Pertama, pendidikan individu yang membawa manusia pada keimanan dan
ketundukan kepada syari’at Allah serta beriman kepada yang Gaib; Kedua,
pendidikan diri yang membawa manusia pada amal saleh dalam menjalani hidupnya
sehari-hari; dan, Ketiga, pendidikan masyarakat yang membawa manusia
pada sikap saling pesan dalam kebenaran dan saling memberi kekuatan ketika
menghadapi kesulitan yang ada pada intinya, semuanya ditujukan untuk beribadah
kepada Allah”[3]
Jadi, kedudukan pendidikan bagi umat Islam sangat penting dan tidak bisa
dipisahkan. Karena pendidikan merupakan faktor yang menentukan maju mundurnya
perdaban umat Islam. Umat Islam akan mencapai puncak kejayaan apabila
pendidikan berhasil, akan tetapi sebaliknya kemunduran dan kehancuran akan
dialami apabila pendidikan gagal dilaksanakan.
b). Menjelaskan
tentang bahaya riba dalam kehidupan
Di dalam Islam dalam pengharaman riba dijelaskan secara
logis tentang bahaya riba dan sebab- sebab Allah mengharamkannya, sehingga bagi
masyarakat yang meninggalkan riba, benar-benar dengan suatu keyakinan dan bukan
karena mengekor kepada orang lain. Ahmad
Mustafa Al-Marâghi, menjelaskan tentang sebab-sebab pengharaman riba yaitu:
Pertama, Riba bisa menghambat seseorang dalam mengambil profesi yang
sebenarnya, seperti berbagai jenis keahlian dan perindustrian. Maksudnya orang
yang mempunyai uang dan bisa mengembangkan kekayaannya dengan jalan riba, maka
orang tersebut akan meremehkan kerja. Sebab alur rezeki dapat mereka tempuh
melalui jalur riba itu. Lalu, ia terbiasa dengan kemalasan, dan membenci
pekerjaan. Yang menjadi tujuan adalah mengeruk kekayaan orang lain dengan cara
yang bathil yang tidak dibenarkan oleh agama. Kedua, Riba
dapat melahirkan permusuhan, saling benci, bertengkar dan saling baku hantam.

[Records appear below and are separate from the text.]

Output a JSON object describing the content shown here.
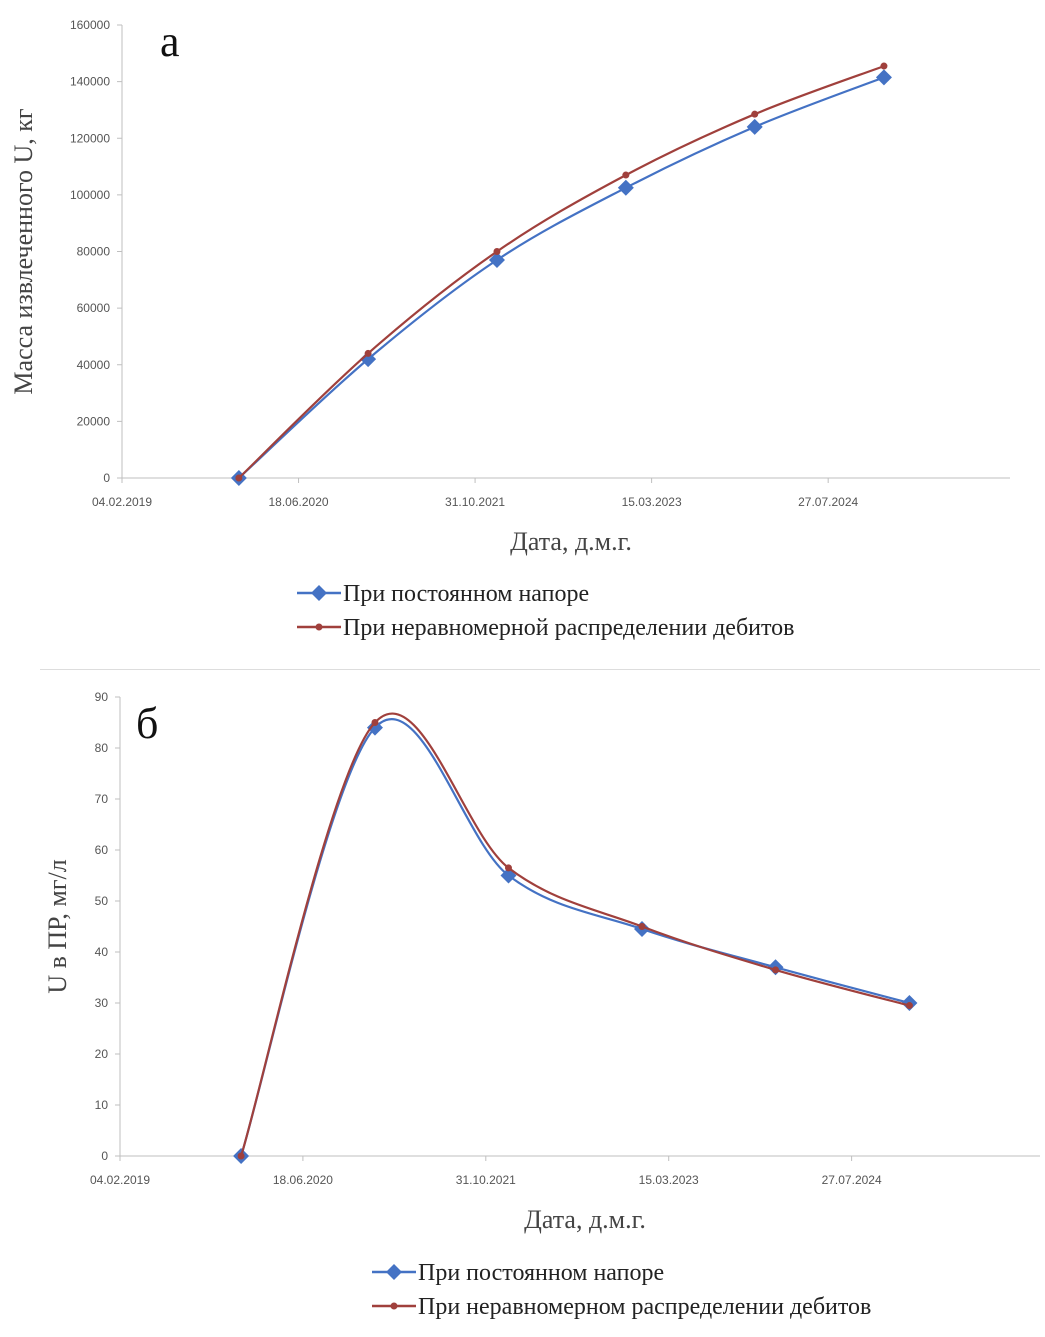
{
  "chart_data": [
    {
      "type": "line",
      "panel_label": "а",
      "xlabel": "Дата, д.м.г.",
      "ylabel": "Масса извлеченного U, кг",
      "ylim": [
        0,
        160000
      ],
      "xlim": [
        "04.02.2019",
        "24.12.2025"
      ],
      "x_tick_labels": [
        "04.02.2019",
        "18.06.2020",
        "31.10.2021",
        "15.03.2023",
        "27.07.2024"
      ],
      "y_tick_labels": [
        "0",
        "20000",
        "40000",
        "60000",
        "80000",
        "100000",
        "120000",
        "140000",
        "160000"
      ],
      "grid": false,
      "legend_position": "bottom",
      "series": [
        {
          "name": "При постоянном напоре",
          "color": "#4472c4",
          "marker": "diamond",
          "x": [
            "01.01.2020",
            "01.01.2021",
            "01.01.2022",
            "01.01.2023",
            "01.01.2024",
            "01.01.2025"
          ],
          "values": [
            0,
            42000,
            77000,
            102500,
            124000,
            141500
          ]
        },
        {
          "name": "При неравномерной распределении дебитов",
          "color": "#a0403c",
          "marker": "dot",
          "x": [
            "01.01.2020",
            "01.01.2021",
            "01.01.2022",
            "01.01.2023",
            "01.01.2024",
            "01.01.2025"
          ],
          "values": [
            0,
            44000,
            80000,
            107000,
            128500,
            145500
          ]
        }
      ]
    },
    {
      "type": "line",
      "panel_label": "б",
      "xlabel": "Дата, д.м.г.",
      "ylabel": "U в ПР, мг/л",
      "ylim": [
        0,
        90
      ],
      "xlim": [
        "04.02.2019",
        "24.12.2025"
      ],
      "x_tick_labels": [
        "04.02.2019",
        "18.06.2020",
        "31.10.2021",
        "15.03.2023",
        "27.07.2024"
      ],
      "y_tick_labels": [
        "0",
        "10",
        "20",
        "30",
        "40",
        "50",
        "60",
        "70",
        "80",
        "90"
      ],
      "grid": false,
      "legend_position": "bottom",
      "series": [
        {
          "name": "При постоянном напоре",
          "color": "#4472c4",
          "marker": "diamond",
          "x": [
            "01.01.2020",
            "01.01.2021",
            "01.01.2022",
            "01.01.2023",
            "01.01.2024",
            "01.01.2025"
          ],
          "values": [
            0,
            84,
            55,
            44.5,
            37,
            30
          ]
        },
        {
          "name": "При неравномерном распределении дебитов",
          "color": "#a0403c",
          "marker": "dot",
          "x": [
            "01.01.2020",
            "01.01.2021",
            "01.01.2022",
            "01.01.2023",
            "01.01.2024",
            "01.01.2025"
          ],
          "values": [
            0,
            85,
            56.5,
            45,
            36.5,
            29.5
          ]
        }
      ]
    }
  ]
}
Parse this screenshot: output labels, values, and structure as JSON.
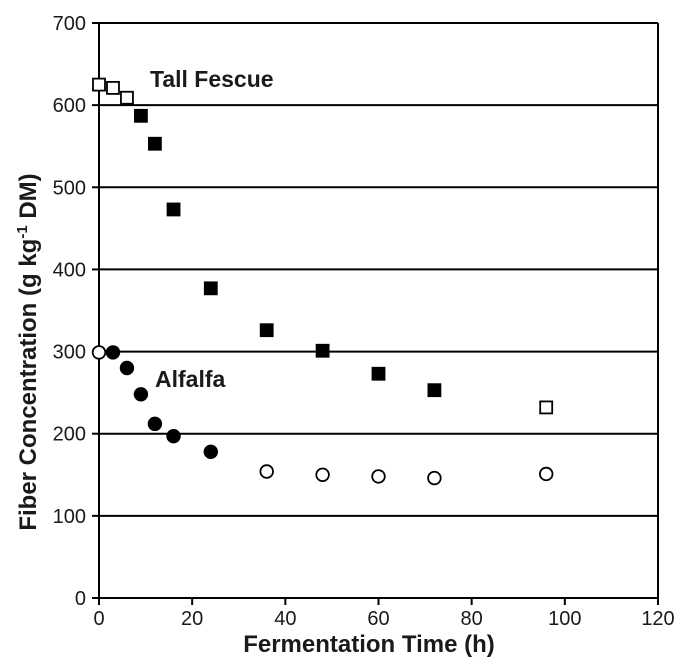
{
  "chart_data": {
    "type": "scatter",
    "xlabel": "Fermentation Time (h)",
    "ylabel": {
      "main": "Fiber Concentration (g kg",
      "sup": "-1",
      "tail": " DM)"
    },
    "xlim": [
      0,
      120
    ],
    "ylim": [
      0,
      700
    ],
    "x_ticks": [
      0,
      20,
      40,
      60,
      80,
      100,
      120
    ],
    "y_ticks": [
      0,
      100,
      200,
      300,
      400,
      500,
      600,
      700
    ],
    "grid": "horizontal",
    "annotations": [
      {
        "text": "Tall Fescue",
        "series": "Tall Fescue"
      },
      {
        "text": "Alfalfa",
        "series": "Alfalfa"
      }
    ],
    "series": [
      {
        "name": "Tall Fescue",
        "marker": "square",
        "points": [
          {
            "x": 0,
            "y": 625,
            "filled": false
          },
          {
            "x": 3,
            "y": 621,
            "filled": false
          },
          {
            "x": 6,
            "y": 609,
            "filled": false
          },
          {
            "x": 9,
            "y": 587,
            "filled": true
          },
          {
            "x": 12,
            "y": 553,
            "filled": true
          },
          {
            "x": 16,
            "y": 473,
            "filled": true
          },
          {
            "x": 24,
            "y": 377,
            "filled": true
          },
          {
            "x": 36,
            "y": 326,
            "filled": true
          },
          {
            "x": 48,
            "y": 301,
            "filled": true
          },
          {
            "x": 60,
            "y": 273,
            "filled": true
          },
          {
            "x": 72,
            "y": 253,
            "filled": true
          },
          {
            "x": 96,
            "y": 232,
            "filled": false
          }
        ]
      },
      {
        "name": "Alfalfa",
        "marker": "circle",
        "points": [
          {
            "x": 0,
            "y": 299,
            "filled": false
          },
          {
            "x": 3,
            "y": 299,
            "filled": true
          },
          {
            "x": 6,
            "y": 280,
            "filled": true
          },
          {
            "x": 9,
            "y": 248,
            "filled": true
          },
          {
            "x": 12,
            "y": 212,
            "filled": true
          },
          {
            "x": 16,
            "y": 197,
            "filled": true
          },
          {
            "x": 24,
            "y": 178,
            "filled": true
          },
          {
            "x": 36,
            "y": 154,
            "filled": false
          },
          {
            "x": 48,
            "y": 150,
            "filled": false
          },
          {
            "x": 60,
            "y": 148,
            "filled": false
          },
          {
            "x": 72,
            "y": 146,
            "filled": false
          },
          {
            "x": 96,
            "y": 151,
            "filled": false
          }
        ]
      }
    ]
  }
}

Sebab riba itu mencabut rasa belas kasihan dari hati dan mencemarkan harga
diri, lantaran riba, perasaan saling rasa kejam dan sadis yang tak berperi
kemanusiaan. Sehingga apabila terdapat seseorang yang miskin dan lapar, tidak
ada seorang pun yang mau menolongnya untuk memberikan makanan guna menutupi
kelaparan itu. Ketiga, Allah menggariskan secara muamalah antara sesama manusia di
dalam hal bisnis. Antara satu pihak dengan pihak yang lain, dibolehkan
mengambil keuntungan dengan jual-beli. Tetapi dalam riba, uang diambil tanpa
adanya pengganti (barang) dan ini merupakan suatu perbuatan yang dhalim. Keempat, Akibat dari perbuatan riba adalah kerusakan dan kehancuran.
Banyak kita jumpai, bahwa harta seseorang ludes, rumah tangga hancur, karena
mereka memakan riba.”[4]
c). Mengajarkan tentang jual beli yang halal
Jual beli adalah sesuatu yang
dihalalkan oleh Allah yang merupakan kebalikan dari riba. Seperti di dalam
firman Allah dalam surat
Al-baqarah ayat 275:
... وَأَحَلَّ اللّهُ الْبَيْعَ وَحَرَّمَ الرِّبَا… ( البقرة:٢٧٥(
Artinya: ...Allah menghalalkan
jual beli dan mengharamkan riba (Qs. Al- Baqarah: 275).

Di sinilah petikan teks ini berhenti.